How to Choose (Checklist)
Pick MySQL if…
- You need strong ACID transactions across multiple tables.
- Your queries require complex joins and constraints.
- Data is highly structured and stable; integrity matters (finance, inventory).
- You want mature tooling and predictable performance for OLTP.
Pick NoSQL (Document) if…
- Schemas evolve rapidly (user profiles, content, catalogs).
- You mostly read/write whole aggregates (a document at a time).

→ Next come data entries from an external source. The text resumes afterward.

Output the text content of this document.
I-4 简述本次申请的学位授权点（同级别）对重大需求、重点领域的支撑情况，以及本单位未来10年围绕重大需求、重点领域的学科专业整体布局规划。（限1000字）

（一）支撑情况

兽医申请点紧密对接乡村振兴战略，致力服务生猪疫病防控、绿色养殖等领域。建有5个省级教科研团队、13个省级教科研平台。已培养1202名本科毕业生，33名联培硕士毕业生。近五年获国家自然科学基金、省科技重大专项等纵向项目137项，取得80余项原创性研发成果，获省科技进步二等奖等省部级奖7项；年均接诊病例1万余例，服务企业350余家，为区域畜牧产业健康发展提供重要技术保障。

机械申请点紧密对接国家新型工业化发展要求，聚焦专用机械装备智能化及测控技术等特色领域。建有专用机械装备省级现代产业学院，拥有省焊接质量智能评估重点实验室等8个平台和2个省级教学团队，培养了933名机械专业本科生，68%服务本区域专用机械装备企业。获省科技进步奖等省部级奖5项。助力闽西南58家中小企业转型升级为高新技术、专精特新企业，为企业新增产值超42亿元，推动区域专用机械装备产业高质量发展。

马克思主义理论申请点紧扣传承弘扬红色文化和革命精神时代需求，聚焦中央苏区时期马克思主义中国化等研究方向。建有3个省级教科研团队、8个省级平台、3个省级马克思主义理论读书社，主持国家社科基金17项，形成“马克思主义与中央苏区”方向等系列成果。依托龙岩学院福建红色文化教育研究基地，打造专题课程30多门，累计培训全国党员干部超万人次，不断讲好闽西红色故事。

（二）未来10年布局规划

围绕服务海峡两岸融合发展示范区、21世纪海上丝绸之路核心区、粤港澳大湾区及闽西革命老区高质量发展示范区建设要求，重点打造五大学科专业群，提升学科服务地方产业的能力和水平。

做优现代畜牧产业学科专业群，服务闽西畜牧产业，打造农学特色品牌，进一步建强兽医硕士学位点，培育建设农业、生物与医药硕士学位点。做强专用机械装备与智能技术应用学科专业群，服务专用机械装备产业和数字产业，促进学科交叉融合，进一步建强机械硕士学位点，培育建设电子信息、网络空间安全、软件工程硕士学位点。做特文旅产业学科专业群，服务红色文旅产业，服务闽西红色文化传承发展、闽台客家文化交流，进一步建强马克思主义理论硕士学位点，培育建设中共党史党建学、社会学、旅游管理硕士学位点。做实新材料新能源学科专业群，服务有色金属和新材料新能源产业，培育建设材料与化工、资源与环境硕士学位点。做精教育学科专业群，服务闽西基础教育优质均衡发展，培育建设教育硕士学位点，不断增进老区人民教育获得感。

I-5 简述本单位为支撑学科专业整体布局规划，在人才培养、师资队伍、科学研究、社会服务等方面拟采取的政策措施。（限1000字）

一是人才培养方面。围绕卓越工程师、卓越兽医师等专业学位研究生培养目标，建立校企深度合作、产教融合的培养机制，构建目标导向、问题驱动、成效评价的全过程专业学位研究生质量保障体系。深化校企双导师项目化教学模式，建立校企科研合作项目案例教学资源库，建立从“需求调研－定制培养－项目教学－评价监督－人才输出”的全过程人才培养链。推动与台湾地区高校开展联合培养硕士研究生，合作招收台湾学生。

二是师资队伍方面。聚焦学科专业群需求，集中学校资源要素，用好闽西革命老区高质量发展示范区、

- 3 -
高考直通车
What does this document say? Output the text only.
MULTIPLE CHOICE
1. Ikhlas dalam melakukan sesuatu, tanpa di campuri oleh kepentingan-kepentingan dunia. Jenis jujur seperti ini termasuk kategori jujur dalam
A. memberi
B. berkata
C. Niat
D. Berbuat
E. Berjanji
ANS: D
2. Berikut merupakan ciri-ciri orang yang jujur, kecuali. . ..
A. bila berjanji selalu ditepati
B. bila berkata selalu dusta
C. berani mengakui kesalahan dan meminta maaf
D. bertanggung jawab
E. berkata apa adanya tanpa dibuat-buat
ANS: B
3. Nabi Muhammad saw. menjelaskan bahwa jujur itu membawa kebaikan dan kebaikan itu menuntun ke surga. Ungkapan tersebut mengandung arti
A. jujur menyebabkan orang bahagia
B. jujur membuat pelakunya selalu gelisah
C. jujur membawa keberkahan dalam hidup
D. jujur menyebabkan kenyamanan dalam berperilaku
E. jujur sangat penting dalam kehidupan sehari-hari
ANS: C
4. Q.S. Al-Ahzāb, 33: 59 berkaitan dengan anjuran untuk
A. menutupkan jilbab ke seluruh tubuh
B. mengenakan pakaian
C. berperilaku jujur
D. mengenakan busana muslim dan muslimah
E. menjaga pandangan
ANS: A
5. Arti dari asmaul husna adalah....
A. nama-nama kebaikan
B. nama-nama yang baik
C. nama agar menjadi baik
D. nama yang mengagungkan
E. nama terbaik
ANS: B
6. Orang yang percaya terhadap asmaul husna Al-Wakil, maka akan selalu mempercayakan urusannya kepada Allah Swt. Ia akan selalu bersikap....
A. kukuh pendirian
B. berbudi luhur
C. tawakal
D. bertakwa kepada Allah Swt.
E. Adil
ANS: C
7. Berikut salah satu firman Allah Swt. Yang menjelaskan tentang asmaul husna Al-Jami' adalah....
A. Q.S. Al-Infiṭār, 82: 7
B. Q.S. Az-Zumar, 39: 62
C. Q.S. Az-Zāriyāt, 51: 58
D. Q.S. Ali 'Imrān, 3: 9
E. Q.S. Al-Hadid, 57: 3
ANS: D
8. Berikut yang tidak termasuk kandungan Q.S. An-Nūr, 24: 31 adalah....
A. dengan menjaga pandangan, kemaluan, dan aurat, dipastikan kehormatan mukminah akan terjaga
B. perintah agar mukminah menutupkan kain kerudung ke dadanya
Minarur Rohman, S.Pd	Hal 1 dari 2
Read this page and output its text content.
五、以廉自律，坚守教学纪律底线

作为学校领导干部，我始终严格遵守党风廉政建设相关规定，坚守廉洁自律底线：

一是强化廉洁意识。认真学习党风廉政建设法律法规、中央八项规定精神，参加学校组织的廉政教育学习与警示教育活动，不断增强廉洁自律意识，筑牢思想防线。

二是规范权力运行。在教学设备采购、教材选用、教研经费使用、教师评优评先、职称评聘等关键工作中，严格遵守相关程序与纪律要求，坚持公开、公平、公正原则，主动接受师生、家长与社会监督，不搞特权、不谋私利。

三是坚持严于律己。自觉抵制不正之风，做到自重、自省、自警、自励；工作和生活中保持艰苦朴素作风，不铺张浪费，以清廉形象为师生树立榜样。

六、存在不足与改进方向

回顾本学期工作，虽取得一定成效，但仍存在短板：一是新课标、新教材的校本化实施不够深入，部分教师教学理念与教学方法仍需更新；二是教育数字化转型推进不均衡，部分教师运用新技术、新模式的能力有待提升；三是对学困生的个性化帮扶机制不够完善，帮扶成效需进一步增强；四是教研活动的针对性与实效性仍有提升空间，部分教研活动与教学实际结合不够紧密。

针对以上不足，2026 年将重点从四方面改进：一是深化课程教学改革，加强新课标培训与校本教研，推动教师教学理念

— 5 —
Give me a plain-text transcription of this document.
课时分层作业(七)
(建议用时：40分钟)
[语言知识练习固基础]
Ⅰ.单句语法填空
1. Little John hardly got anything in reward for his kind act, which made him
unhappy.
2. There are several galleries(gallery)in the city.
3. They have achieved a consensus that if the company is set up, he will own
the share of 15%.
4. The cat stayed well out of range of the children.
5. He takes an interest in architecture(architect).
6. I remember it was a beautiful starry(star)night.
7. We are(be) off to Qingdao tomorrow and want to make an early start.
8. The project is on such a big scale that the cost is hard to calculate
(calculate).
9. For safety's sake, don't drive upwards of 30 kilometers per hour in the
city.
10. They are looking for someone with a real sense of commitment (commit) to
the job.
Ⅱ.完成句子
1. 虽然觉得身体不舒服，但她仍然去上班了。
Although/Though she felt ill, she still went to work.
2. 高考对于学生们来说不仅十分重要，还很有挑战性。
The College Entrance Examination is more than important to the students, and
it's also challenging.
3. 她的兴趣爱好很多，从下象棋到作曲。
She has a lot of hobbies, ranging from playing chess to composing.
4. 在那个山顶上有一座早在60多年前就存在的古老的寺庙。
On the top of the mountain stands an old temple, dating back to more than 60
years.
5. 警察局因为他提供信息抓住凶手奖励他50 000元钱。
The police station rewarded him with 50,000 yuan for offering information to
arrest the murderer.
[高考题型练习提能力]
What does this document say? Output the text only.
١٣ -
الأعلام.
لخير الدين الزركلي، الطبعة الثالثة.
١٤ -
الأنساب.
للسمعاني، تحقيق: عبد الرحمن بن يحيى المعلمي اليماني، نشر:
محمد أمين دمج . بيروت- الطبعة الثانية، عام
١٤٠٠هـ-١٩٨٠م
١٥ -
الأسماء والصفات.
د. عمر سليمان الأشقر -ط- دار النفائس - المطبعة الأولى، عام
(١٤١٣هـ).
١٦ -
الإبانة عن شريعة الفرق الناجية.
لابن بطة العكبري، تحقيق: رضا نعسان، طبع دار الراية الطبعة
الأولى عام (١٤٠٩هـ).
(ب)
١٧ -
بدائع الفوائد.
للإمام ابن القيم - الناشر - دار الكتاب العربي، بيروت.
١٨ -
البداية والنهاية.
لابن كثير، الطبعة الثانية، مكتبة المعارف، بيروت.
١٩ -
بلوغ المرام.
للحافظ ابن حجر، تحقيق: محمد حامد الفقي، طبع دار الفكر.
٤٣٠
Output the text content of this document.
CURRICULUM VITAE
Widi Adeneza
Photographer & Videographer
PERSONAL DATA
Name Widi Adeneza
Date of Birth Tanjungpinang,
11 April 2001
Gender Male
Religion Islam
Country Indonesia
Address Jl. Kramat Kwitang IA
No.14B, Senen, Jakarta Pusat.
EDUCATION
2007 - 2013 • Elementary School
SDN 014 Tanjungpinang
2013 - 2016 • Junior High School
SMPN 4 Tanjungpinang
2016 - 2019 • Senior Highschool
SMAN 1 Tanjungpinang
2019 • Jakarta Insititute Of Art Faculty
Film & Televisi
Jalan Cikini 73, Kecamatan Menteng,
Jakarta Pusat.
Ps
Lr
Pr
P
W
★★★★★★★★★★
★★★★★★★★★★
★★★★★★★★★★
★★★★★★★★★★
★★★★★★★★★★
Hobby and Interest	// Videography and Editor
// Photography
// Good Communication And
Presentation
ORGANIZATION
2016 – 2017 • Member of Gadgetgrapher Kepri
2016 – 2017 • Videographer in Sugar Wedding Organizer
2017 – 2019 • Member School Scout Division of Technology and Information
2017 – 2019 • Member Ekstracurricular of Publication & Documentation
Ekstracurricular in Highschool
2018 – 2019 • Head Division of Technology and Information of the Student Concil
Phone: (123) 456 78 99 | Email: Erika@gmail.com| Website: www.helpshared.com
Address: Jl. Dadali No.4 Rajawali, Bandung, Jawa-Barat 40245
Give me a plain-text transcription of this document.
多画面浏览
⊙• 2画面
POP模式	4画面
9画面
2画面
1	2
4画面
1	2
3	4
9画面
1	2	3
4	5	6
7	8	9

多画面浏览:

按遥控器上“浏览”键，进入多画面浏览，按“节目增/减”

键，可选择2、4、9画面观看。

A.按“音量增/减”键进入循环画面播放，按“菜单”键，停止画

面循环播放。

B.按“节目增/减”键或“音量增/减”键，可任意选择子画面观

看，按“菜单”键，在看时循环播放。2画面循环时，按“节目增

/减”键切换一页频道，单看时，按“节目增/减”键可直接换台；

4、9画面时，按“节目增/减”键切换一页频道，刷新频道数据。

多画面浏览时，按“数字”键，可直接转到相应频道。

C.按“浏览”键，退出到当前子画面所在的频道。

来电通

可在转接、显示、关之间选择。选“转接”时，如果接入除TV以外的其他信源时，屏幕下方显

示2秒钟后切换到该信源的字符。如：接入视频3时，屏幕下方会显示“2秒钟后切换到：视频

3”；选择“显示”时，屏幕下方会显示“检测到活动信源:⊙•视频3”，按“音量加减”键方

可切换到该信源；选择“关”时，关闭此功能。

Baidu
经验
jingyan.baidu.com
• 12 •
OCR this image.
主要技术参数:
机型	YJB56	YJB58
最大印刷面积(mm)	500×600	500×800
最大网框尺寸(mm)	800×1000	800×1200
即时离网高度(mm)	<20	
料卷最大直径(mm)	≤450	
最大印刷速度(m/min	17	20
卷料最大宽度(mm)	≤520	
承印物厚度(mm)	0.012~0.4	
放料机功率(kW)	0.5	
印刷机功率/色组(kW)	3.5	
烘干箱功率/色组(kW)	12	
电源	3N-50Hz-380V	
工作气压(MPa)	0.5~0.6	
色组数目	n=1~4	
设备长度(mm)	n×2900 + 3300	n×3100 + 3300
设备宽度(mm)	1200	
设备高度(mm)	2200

- You need auto‑sharding and easy horizontal scale‑out.
Pick NoSQL (Wide‑Column / KV / Graph) if…
- Extreme write throughput with predictable access patterns (Cassandra).
- Low‑latency caching & ephemeral data (Redis).
- Relationship‑centric queries (Neo4j).
Hybrid architectures are common: MySQL for core transactions, Redis for caching, Elasticsearch for search, and a warehouse (e.g., BigQuery/ClickHouse) for analytics.